Not only can Design Thinking help you to create a greater culture, it also helps you to understand your customers better. By embedding a design mindset into the business, you bring your team members’ points of view into every internal decision and you also bring your customer’s point of view into every external decision. This helps to translate business goals into customer friendly initiatives and build a culture in which every team member thinks about how what they do affects customers.

Embedding design practices can also bridge diverse departments and teams together. Design Thinking requires every team member to understand customer empathy and to ensure it permeates all areas of the business. Therefore, every department from finance to IT to marketing must work together to understand the customer’s journey, analyse it and then directly understand the value they can design and deliver together. Not only does this create value for the customer, it places value on each department and supports a more collaborative and productive culture.

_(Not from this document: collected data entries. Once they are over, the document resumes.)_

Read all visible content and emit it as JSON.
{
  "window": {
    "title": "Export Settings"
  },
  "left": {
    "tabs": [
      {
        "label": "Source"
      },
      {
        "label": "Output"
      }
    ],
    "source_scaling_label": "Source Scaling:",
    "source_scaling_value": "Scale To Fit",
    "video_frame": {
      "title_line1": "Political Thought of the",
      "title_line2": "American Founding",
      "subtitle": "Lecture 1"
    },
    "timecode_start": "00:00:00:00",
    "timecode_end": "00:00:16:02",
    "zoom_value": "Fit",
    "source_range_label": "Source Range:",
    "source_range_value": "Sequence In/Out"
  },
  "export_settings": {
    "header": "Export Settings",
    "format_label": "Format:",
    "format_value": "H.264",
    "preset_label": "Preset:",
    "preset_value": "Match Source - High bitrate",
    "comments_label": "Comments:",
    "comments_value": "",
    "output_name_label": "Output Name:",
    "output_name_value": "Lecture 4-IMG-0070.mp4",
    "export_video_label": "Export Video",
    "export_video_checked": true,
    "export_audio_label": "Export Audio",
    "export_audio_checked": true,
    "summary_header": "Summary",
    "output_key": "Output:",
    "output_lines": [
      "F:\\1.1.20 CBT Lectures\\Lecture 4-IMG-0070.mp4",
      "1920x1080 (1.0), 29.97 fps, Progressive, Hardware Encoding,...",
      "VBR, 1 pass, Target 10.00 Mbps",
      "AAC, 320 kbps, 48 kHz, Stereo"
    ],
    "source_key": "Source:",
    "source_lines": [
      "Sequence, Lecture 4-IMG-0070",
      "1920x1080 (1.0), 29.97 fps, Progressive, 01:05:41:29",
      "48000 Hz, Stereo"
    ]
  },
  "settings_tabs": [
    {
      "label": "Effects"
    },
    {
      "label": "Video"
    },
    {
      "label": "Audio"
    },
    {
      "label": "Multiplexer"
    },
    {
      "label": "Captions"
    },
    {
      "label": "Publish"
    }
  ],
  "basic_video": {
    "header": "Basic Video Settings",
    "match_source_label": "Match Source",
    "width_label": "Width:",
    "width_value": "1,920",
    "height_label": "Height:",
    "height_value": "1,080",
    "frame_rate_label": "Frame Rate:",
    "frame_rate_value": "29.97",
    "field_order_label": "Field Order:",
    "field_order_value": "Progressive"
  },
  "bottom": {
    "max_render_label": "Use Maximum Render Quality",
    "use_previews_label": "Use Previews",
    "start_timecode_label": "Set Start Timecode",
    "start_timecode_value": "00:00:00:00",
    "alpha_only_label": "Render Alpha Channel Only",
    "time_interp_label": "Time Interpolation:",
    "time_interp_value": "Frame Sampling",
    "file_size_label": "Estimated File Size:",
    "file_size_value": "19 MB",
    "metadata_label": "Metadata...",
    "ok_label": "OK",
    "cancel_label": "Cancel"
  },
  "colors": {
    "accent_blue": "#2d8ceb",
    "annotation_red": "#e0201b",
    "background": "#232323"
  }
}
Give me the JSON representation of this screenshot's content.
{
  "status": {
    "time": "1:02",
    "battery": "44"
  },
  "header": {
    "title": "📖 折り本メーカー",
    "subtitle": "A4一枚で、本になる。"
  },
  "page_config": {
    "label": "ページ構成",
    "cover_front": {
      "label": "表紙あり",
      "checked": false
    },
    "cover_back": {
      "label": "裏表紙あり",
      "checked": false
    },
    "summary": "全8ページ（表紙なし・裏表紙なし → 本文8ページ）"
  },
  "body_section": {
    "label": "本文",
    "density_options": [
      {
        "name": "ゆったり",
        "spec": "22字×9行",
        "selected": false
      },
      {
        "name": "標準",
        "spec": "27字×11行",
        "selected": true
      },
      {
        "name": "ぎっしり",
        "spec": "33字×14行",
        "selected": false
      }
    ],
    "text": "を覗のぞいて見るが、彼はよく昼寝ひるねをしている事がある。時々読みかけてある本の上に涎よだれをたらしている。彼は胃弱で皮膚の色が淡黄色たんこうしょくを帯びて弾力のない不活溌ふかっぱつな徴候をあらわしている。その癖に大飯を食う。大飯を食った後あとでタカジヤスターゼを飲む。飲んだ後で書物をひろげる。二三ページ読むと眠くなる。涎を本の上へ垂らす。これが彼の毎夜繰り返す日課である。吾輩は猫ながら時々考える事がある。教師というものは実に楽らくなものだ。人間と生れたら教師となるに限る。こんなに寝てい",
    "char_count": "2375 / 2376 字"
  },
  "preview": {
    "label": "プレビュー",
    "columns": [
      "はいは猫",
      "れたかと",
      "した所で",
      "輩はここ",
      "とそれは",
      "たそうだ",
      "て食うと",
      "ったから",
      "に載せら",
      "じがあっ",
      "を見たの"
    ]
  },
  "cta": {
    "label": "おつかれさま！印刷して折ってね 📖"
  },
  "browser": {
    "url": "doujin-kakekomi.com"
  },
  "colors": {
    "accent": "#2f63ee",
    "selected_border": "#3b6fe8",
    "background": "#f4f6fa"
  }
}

Design Thinking practices also prevent the immobilisation that can result from failure. Failure is moderated through small-scale testing, so it’s not viewed as a negative but as new information. Design Thinkers have fast, resourceful and effective methods for testing their assumptions which reduces the risks should those assumptions be proven wrong. When a new business system or structure is brought in, it’s therefore guaranteed to have been thoroughly researched, considered and tested, providing confidence that it will be successful.

There are several parts to making a great Culture. People and Strategy are vital, but without a process, culture becomes an ethereal, intangible entity that can only be grasped at. The Design Thinking process provides structure and confidence, ensuring that your culture is something concrete that people can actively participate in, support and improve.  If you don’t want your business degenerating into a Ricky Gervais-like farce, then consider transforming it with Design Thinking.